An earlier column, “Homo Politicus,” offered an explanation of why Washington does not learn from experience. (Recap: Washington elites rarely operate from observed results. Rather, they mostly emulate higher status members of their society — much as do chimpanzees and other primates.)
Calling “monkey see monkey do” on our high public officials is heresy, of course, because our political system’s legitimacy is based on claims of merit, reason, and effective service. The evidence for such qualities often is flimsy. Homo Politicus (part 1) concluded: “What besets Washington … is an ‘Obedience to Authority’ problem.” The implications are more dire than suggesting simple mediocrity.

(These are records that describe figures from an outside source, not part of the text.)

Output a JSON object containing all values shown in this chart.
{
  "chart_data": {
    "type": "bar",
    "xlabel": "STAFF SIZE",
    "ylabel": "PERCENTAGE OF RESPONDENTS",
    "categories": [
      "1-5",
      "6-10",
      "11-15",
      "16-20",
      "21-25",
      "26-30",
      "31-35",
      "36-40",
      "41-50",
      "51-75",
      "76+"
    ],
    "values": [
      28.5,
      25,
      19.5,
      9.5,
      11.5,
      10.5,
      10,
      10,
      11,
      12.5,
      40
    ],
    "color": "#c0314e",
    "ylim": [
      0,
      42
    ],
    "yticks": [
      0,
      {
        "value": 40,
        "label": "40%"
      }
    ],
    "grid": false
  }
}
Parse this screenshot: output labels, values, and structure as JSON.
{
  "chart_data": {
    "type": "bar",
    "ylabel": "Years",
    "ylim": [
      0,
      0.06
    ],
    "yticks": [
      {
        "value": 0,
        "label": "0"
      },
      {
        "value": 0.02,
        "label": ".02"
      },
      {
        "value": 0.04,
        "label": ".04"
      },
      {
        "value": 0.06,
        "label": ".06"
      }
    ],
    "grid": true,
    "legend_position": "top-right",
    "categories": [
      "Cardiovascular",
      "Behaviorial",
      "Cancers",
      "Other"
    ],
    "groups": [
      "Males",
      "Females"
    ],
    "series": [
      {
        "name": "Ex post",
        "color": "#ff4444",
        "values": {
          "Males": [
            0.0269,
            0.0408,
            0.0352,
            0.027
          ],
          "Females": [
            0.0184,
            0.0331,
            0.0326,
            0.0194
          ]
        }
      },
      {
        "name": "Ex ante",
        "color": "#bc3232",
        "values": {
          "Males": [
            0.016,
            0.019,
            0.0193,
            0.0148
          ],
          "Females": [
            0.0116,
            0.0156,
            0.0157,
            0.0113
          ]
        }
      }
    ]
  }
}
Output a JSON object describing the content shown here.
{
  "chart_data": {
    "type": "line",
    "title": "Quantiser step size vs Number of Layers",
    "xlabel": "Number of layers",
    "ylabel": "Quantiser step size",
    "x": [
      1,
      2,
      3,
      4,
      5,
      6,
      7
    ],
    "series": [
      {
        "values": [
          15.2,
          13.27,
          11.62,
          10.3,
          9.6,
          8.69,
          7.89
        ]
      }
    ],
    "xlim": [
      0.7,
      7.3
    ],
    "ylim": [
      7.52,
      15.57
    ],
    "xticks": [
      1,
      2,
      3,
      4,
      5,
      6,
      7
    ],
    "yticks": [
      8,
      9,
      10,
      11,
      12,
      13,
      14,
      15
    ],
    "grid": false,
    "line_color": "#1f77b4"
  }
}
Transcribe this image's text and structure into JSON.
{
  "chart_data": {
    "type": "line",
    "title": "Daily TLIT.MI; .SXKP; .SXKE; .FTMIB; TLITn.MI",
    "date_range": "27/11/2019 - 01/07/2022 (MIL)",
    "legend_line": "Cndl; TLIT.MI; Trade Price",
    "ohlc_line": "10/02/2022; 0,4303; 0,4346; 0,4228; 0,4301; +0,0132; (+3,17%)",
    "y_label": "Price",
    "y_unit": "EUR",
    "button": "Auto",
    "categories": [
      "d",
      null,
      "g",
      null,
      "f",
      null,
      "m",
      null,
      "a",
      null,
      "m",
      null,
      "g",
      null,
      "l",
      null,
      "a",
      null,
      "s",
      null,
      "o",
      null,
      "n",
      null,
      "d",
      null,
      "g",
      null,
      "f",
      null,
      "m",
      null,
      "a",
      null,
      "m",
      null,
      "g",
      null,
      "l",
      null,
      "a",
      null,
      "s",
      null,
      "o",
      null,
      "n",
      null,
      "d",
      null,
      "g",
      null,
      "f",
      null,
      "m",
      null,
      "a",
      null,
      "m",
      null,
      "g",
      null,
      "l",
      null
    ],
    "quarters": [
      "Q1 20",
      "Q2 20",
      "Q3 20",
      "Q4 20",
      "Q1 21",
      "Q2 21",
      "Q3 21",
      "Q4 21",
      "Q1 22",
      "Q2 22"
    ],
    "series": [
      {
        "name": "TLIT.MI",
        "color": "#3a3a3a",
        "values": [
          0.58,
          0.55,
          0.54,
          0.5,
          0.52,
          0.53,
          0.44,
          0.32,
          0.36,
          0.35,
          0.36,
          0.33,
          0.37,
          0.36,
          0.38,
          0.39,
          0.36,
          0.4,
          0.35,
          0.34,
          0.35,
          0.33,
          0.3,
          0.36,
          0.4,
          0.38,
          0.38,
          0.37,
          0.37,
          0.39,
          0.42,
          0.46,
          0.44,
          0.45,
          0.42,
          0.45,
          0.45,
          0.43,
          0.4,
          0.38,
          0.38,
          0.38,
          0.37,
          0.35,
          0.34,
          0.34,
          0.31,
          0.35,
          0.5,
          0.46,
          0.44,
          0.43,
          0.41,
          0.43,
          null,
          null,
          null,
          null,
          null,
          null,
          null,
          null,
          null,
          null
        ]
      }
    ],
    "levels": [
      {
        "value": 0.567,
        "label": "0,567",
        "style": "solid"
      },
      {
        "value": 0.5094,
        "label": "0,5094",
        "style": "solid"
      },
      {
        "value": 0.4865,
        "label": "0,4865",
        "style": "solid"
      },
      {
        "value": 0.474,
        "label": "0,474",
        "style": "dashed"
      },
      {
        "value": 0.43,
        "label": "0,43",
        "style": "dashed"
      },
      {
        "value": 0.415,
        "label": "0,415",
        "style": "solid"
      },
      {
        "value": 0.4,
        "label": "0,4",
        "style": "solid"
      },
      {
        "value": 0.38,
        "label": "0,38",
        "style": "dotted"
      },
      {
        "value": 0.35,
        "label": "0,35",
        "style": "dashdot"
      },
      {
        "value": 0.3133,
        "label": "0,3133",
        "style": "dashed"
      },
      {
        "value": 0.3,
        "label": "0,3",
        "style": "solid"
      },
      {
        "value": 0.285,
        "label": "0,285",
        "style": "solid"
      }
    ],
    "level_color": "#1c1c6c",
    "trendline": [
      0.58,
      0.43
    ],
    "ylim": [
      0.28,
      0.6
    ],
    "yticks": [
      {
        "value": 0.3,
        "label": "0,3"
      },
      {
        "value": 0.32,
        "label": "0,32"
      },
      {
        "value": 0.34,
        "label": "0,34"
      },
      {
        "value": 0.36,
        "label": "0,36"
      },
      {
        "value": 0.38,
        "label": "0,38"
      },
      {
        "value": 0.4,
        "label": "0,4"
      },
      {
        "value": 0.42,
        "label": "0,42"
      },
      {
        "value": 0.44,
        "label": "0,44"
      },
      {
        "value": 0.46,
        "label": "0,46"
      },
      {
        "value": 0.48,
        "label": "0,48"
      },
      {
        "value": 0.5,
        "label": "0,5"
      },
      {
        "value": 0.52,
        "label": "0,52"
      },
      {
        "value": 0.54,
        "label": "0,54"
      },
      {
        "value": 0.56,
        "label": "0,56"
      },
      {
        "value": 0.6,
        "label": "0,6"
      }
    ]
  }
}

What is an “Obedience to Authority” problem? In 1961, Yale Professor Stanley Milgram proved that, without much overt pressure, about two-thirds of normal people will shock an innocent victim to torturous, and potentially deadly, levels. All it takes is an authority figure directing them.
Alan C. Elms, a participant in the study, later a professor at UC Davis, describes the experiments in “Obedience in Retrospect:”
“By drawing slips of paper from a hat, one volunteer became the teacher. …. The teacher was given a sample 45 volt electric shock from the shock generator, a level strong enough to be distinctly unpleasant. … Soon the teacher found himself administering higher and higher shock levels, according to the experimenter’s instructions. …
“…[T]he experimenter ordered the teacher to continue, and to administer stronger and stronger shocks for each failure to respond—all the way to the end of the graded series of levers, whose final labels were “Intense Shock,” “Extreme Intensity Shock,” “Danger: Severe Shock,” and “XXX,” along with voltage levels up to 450 volts. …
“[…T]wo-thirds of a sample of average Americans were willing to shock an innocent victim until the poor man was screaming for his life, and to go on shocking him well after he had lapsed into a perhaps unconscious silence, all at the command of a single experimenter with no apparent means of enforcing his orders.”